今時だとF2.8でもF値が控えめな感じになってる感がありますが、十分にボケます。

なんか自分の中のイメージにあるZEISSらしい「青」の空。

お寺の中でちょっと撮ってみたんですが、金色がめっちゃいい感じの色になってます。

ぶっちゃけ写真の色とか好みって個人個人違うものなので全ての人に好まれるような色味ってのはないと思うんですが、自分的には金色を撮影してもこんな渋い感じのいい色で写してくれるようなレンズってあんまりないので、このゴールドの色味だけでもちょっと満足してしまいました。

いままでもα7CRでホワイトバランスオートのままで金色を撮影した事がありましたが、何もしないで金を撮ると妙に軽い感じの金色になる事が多買ったのに対して、何もしない今までと同じような感じで撮影したのに金色の出方が違っていて、マジでいいなと感じました。
このWebに載せているものは若干アンダーを明るく補正していますが、シャドウを持ち上げた以外はほぼ触っていません。
ちなみにこの中央の柱と梁の部分にある模様みたいなやつは昔ながらで職人さんが手書きで書かれているそうで、今時だと珍しいのかもしれません。
あんまり寄れないのでトリミングをしてみた写真。

やっぱり色の乗り方がマジで好き。
そんなこんなで父親の一周忌も終わったのでとりあえずひと段落ついたわけですが、実家の庭に自分が子供の頃からあった橙の木がかなり腐ってきていたようでちょっとずつ伐採していってるようでした。

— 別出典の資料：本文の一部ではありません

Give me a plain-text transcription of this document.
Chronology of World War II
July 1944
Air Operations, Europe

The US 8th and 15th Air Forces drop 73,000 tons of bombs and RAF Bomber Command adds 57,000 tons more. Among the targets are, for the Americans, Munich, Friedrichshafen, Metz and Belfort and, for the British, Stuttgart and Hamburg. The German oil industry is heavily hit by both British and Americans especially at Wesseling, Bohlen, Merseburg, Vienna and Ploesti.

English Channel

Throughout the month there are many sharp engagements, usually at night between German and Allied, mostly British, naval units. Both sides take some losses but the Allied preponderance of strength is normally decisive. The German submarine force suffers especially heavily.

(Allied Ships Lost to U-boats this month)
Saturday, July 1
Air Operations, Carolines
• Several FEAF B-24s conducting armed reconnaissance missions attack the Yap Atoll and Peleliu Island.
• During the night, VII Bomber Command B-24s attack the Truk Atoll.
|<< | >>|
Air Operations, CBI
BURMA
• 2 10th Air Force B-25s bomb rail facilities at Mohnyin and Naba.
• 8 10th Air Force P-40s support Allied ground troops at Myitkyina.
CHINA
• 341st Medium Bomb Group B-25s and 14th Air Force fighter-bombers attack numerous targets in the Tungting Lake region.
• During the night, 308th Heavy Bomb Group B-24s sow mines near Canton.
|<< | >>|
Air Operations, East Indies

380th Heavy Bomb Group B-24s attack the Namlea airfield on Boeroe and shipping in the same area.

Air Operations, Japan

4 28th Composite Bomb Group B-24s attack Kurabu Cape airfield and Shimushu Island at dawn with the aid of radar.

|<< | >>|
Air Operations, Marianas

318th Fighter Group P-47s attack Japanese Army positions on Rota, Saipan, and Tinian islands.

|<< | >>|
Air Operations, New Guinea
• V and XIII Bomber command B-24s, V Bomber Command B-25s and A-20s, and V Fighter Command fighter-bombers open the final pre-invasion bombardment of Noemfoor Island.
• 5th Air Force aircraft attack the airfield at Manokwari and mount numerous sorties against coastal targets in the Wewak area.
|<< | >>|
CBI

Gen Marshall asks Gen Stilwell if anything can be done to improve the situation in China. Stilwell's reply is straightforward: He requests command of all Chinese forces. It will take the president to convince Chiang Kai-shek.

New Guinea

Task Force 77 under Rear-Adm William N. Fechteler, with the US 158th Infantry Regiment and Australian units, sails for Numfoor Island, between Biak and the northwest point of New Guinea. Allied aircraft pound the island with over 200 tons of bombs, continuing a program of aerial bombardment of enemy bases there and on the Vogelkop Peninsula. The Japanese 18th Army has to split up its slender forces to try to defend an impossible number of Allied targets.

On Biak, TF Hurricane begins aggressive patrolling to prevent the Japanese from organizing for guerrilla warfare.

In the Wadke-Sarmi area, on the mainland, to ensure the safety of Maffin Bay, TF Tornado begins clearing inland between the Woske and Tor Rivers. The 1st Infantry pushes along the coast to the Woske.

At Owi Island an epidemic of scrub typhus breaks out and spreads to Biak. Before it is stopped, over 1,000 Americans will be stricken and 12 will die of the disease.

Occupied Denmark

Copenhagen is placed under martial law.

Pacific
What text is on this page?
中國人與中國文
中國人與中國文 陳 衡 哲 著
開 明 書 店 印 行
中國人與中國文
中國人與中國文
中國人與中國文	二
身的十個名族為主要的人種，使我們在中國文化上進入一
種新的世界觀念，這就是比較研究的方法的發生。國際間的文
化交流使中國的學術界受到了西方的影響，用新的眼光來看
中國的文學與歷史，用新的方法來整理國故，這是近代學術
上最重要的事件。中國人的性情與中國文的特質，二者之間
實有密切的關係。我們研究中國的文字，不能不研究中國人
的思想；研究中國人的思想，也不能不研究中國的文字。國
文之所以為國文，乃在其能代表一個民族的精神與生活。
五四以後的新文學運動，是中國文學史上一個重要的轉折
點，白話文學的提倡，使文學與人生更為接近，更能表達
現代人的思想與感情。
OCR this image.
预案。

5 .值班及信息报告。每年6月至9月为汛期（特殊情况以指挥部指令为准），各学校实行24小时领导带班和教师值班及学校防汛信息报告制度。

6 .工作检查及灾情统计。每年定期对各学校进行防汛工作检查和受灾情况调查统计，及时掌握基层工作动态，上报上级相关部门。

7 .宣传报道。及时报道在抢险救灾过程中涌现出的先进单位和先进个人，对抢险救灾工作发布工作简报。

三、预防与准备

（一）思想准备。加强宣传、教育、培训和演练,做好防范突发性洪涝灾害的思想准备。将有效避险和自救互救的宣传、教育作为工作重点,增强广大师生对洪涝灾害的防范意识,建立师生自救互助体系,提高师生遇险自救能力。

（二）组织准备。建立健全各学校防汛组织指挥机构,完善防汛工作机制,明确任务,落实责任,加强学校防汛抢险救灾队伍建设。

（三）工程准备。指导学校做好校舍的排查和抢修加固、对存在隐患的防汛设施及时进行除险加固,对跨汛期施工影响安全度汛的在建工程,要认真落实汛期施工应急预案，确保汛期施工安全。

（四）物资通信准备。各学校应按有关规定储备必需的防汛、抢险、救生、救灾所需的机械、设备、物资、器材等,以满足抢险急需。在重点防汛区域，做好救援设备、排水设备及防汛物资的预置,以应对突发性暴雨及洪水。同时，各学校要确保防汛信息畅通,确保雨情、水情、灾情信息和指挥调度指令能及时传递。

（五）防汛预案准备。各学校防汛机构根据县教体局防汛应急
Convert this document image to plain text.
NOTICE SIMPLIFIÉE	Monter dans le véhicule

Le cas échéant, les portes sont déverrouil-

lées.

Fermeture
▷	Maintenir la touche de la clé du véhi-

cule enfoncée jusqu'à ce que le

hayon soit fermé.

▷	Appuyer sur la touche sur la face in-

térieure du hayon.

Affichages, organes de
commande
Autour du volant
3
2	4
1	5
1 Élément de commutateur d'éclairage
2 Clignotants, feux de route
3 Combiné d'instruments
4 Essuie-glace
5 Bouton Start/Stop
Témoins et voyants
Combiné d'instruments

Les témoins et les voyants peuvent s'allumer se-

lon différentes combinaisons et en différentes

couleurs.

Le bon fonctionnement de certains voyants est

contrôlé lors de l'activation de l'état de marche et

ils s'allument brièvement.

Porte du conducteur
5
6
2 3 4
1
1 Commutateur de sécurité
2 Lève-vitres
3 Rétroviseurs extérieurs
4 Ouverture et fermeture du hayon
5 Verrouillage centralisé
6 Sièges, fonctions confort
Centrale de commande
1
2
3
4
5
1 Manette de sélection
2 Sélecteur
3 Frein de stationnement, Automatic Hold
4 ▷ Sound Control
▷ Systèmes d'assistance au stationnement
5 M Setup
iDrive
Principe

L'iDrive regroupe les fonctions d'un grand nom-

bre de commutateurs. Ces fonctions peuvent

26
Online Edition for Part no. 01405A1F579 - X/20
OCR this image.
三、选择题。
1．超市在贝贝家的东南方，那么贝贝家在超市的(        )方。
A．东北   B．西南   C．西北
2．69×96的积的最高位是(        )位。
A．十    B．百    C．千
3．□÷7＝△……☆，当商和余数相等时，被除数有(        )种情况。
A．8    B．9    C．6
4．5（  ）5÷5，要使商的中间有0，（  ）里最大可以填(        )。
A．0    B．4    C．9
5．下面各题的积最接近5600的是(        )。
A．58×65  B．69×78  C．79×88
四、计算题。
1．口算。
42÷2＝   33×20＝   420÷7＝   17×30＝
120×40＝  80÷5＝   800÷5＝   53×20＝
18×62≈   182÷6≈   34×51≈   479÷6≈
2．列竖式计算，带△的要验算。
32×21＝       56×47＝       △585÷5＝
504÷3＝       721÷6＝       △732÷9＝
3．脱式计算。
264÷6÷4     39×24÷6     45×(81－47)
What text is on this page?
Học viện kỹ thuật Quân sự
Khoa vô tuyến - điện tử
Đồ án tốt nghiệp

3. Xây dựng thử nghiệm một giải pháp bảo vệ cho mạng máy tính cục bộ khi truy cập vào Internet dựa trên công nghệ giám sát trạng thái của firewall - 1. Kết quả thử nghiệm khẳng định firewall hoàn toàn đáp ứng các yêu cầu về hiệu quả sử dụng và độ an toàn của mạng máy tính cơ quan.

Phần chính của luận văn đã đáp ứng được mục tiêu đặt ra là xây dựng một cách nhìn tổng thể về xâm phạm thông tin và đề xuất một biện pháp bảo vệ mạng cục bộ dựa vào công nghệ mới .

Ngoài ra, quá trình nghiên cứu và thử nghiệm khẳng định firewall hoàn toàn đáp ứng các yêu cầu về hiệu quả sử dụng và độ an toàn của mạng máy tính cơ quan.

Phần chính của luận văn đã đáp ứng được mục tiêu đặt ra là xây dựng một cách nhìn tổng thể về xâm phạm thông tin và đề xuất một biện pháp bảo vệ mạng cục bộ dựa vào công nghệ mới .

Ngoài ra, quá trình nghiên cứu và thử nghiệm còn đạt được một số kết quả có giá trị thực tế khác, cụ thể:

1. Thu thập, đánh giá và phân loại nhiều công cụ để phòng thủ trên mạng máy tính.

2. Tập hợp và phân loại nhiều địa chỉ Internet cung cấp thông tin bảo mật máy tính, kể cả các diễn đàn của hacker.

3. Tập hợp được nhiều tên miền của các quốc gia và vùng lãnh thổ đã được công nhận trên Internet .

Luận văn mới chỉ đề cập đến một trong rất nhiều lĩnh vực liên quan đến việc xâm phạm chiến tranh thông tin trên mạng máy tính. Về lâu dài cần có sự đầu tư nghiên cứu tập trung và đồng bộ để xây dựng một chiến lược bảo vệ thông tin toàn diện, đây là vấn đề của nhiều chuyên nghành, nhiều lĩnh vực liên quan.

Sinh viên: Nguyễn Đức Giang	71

次に実家に行った時にはもうないかもしれないので、とりあえず写真に撮ってきました。
広角ズームも持っていっておけばよかったなぁ・・・

まとめ
やっと購入したSonnar T* FE 35mm F2.8 ZAですが、FE 35mm F1.8と購入する順番が逆だったらFE 35mm F1.8の方は買ってなかったかもしれないなぁというくらいに自分好みなレンズでした。
使い勝手とか解像度とか、買ってみていいレンズだと感じる要素は色々あると思いますが、純粋に描写感とか色味なんかが好みだと思ったのはライカM10と同時に買ったズミルックス 35mm F1.4 ASPH以来かもしれません。
決して万人向きのレンズではないと思いますが、本当に刺さる人にはたまらないレンズだと思うので、興味のある方はヨドバシなんかだったらショーケースの中から出してくれてカメラにつけて試せたりするので、試してみて欲しいなと思います。